How to Keep the Financial Peace … As a financial planner, Sweet says, he tries to get couples contending with secret spending back to common ground by digging into the issue at the heart of their dispute.

In Meghan’s case, it would be whether this particular school was truly worth the cost.

“Couples tend to fight about two things, kids and money, and this is a situation where both are at play, so I would approach it very, very cautiously,” Sweet says. “For them, it would be useful to do a cost-benefit analysis to help them weigh how realistic other choices might be.”

As Sweet explains, a decision like the one Meghan and her husband were juggling is both a financial and an emotional one. “And good personal financial planning is actually quite a bit more personal than financial,” he says, “so decisions often need to involve trade-offs.”

The Infidelity: Using Money as a Secret Weapon

When Rebecca Phillips*, 54, of Nashville married her college sweetheart, she was earning four times what her hubby made.

At first, the income disparity wasn’t a problem—until she bought pricey clothes for a new job and her husband got mad at her for wasting money.

But she kept buying them—after all, she figured, it was her money—and would sneak them into the back of her closet to avoid another fight.

Meanwhile, as Rebecca was anxiously guarding her clothing purchases, her husband was spending money on his hobbies and pulling cash from their joint accounts to help fund his fledgling business—all without discussing it with her.

The more she worked, the more he spent.

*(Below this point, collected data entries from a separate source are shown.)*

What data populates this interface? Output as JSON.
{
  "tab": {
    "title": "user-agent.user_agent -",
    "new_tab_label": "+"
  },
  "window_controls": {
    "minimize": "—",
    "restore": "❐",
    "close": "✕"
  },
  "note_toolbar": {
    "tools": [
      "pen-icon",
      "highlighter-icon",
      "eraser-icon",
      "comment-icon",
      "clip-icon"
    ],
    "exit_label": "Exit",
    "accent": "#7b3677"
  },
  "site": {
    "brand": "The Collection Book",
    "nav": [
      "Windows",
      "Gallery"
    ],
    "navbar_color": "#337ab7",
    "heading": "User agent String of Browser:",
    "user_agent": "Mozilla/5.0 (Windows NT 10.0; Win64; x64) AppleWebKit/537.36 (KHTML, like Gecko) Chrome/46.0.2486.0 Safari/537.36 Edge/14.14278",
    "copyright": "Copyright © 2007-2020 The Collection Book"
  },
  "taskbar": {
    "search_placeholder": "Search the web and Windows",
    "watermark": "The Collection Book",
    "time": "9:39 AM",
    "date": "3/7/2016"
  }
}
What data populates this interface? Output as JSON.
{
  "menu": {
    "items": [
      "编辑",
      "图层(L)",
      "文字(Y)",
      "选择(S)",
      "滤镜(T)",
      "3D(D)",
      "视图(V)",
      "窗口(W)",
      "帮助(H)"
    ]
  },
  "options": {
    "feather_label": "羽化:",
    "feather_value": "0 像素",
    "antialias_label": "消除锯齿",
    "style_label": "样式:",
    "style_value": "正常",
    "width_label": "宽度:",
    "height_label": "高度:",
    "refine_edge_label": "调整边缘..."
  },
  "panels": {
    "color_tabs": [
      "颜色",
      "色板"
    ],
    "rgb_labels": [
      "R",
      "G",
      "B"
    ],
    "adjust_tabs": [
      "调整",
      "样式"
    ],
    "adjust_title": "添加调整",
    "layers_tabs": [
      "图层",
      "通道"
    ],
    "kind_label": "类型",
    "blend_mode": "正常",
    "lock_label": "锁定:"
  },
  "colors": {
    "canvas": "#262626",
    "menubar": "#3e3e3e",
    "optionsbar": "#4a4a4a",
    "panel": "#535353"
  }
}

Just before they divorced, she was driven to start keeping money in a separate, secret account.

The Financial Fallout … “Instead of talking to each other, Rebecca and her husband approached the problem with an ‘I’m going to get you’ mentality,” says Baker. “He says to himself, ‘She’s working so much and not paying attention to me that I’m going to get back at her by spending her money.’ And because she knows how he’s reacted in the past, she chooses not to bring it up it, too.”

According to Baker, this behavior isn’t just about money—it’s symptomatic of something in the dynamic of the relationship that’s not right.

“It may be that certain psychological needs are not being met—issues like attention or understanding,” she says. “The spouse who feels that something’s wrong doesn’t know how to express it directly, so they do it indirectly.”

How to Keep the Financial Peace … “The ideal would be to step up to your partner and say, ‘We need to talk about this. I’m not feeling like I’m getting enough emotionally from this relationship,’ ” Baker says.

And although it’s not easy, every couple needs to learn to talk about hard things—and money is persistently one of the hardest, adds Baker.

For example, Rebecca could have said, “I think you’re having feelings about how much money I make and how little time I spend with you.” Or her husband could have taken the lead to talk about their differing priorities, as well as spell out what he really wanted from the marriage.

Instead, the relationship devolved into a passive-aggressive spiral. And what seemed like a purely financial issue was really a sign of a greater breakdown in the marriage.

“It’s a situation that starts with avoidance, quickly gets passive-aggressive—and then escalates into the collapse of the relationship,” Baker says. “But it could have been rectified earlier, sparing them heartache if they’d confronted their differences.”